What’s left? Tackling crime? Statistical evidence is dodgy. Raising the minimum wage? Would have happened under any government. Reducing the percentage of the population living below the poverty line? Bit Old Labour, that — more Brown’s territory than Blair’s.
What he should have flagged up, but hasn’t as far as I can tell, is his transformation of the British political landscape. Not only did his success at the polls force the Tories to tack to the centre, it prompted them to appropriate large chunks of his political philosophy as well. In office, David Cameron really has proved to be the ‘heir to Blair’, with his talk of fairness and inclusion. If Blair hadn’t been such a successful politician, it’s unlikely the Conservatives would have transformed themselves to such an extent that the Liberal Democrats are now willing to get into bed with them.

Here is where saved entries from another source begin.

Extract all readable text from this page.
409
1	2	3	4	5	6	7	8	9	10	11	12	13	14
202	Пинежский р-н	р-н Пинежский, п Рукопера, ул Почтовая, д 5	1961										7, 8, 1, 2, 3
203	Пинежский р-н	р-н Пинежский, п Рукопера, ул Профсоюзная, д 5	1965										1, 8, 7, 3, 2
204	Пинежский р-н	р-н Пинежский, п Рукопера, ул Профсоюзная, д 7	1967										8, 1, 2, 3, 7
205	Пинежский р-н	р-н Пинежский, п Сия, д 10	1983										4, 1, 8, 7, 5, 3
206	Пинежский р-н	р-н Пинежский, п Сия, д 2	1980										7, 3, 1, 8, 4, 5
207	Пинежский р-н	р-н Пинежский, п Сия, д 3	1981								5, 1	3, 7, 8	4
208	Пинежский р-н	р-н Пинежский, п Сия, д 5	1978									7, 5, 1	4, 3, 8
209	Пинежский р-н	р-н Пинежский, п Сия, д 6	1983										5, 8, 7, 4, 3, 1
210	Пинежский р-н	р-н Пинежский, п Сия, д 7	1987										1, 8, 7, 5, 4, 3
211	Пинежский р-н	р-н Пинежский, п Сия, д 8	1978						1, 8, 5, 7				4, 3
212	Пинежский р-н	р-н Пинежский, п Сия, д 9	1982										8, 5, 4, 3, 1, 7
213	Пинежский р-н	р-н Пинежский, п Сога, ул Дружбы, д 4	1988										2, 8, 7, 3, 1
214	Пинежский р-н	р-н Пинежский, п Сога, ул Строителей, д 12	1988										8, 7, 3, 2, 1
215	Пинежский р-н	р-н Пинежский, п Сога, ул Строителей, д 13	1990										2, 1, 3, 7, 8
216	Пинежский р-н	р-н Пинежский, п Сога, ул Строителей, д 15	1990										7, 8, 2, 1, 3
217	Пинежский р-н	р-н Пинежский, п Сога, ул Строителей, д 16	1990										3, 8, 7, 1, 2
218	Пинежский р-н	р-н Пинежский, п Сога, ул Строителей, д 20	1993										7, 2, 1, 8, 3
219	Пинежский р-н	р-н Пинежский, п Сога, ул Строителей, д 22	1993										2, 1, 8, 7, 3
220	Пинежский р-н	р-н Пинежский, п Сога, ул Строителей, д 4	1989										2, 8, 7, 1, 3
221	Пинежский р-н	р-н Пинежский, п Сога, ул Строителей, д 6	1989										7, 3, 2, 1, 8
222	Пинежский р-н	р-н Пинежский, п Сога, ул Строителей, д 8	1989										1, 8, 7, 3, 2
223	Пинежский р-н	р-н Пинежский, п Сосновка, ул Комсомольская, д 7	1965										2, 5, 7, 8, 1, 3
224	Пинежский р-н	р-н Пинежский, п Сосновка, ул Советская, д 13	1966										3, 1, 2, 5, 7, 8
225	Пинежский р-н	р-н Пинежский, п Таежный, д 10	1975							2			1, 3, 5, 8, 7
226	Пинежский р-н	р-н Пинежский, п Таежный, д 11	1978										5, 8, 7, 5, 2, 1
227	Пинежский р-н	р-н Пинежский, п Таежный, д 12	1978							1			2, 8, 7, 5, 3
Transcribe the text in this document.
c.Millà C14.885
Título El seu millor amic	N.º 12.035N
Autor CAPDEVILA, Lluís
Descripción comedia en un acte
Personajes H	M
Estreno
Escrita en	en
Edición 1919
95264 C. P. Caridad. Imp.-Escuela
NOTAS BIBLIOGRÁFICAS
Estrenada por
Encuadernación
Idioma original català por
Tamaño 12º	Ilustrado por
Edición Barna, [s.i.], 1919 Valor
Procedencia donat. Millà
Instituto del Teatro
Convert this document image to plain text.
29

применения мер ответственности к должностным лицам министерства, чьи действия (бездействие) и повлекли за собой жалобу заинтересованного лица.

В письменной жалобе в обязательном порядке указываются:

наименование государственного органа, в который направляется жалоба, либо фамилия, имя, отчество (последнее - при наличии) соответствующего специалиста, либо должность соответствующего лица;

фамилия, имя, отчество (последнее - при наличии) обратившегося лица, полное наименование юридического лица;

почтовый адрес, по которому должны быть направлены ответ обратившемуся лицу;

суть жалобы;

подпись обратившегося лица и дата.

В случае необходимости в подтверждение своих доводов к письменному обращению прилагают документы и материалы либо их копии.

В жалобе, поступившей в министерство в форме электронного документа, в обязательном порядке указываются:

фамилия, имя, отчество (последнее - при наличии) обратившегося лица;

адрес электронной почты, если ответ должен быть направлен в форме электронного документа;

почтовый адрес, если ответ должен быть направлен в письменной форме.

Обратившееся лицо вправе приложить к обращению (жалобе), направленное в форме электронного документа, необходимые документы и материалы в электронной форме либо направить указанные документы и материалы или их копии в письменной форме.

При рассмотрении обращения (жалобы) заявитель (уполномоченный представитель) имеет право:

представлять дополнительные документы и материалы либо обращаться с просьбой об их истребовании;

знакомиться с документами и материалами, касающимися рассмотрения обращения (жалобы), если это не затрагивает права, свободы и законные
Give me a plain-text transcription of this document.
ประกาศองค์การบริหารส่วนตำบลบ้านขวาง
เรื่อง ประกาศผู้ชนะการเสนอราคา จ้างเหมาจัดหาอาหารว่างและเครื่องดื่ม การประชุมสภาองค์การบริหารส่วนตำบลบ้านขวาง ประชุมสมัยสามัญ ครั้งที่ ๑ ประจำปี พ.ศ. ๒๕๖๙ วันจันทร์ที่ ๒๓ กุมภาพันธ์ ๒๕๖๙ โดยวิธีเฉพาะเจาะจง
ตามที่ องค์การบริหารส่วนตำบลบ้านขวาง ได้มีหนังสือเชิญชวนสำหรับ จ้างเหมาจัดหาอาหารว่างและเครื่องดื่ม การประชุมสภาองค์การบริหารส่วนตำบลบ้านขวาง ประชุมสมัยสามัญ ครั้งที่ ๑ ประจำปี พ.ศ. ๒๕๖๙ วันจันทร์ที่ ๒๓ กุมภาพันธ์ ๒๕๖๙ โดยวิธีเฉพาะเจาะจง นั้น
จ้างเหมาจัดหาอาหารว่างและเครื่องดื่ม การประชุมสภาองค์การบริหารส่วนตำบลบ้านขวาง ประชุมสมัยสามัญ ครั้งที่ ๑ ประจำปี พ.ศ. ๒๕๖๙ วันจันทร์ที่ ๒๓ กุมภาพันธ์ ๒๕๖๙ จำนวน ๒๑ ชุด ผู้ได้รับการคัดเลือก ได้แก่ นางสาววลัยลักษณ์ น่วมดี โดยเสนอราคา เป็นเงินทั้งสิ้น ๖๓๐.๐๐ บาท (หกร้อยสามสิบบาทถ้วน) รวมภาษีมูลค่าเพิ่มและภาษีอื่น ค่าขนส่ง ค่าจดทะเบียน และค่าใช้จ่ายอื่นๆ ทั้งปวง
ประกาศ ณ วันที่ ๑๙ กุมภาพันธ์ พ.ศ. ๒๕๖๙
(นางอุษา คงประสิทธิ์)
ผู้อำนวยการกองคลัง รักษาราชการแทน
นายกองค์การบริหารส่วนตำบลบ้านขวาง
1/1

Without Blair, it’s hard to imagine a right-of-centre government asking the public to judge its policies according to how ‘progressive’ they are or the impact they’ll have on ‘the most vulnerable’. The coalition is Blair’s legacy.
Problem is, he can’t take credit for the decontamination of the Tory party without seeming to endorse the coalition. ‘Same old Tories’ is the official Labour line and he doesn’t want to jeopardise the cause of the Blairite faction (particularly David Miliband) by deviating too far from that message. He has to maintain the pretence that Cameron is something much more sinister than Blair Mark II if he’s to hold on to his base.
Blair’s difficulty, in A Journey as in his political career, is that he’s a centrist. His true legacy is to have revealed the essentially centrist nature of the British electorate, a message that both Labour and the Conservatives are still reluctant to embrace.
Toby Young is associate editor of The Spectator.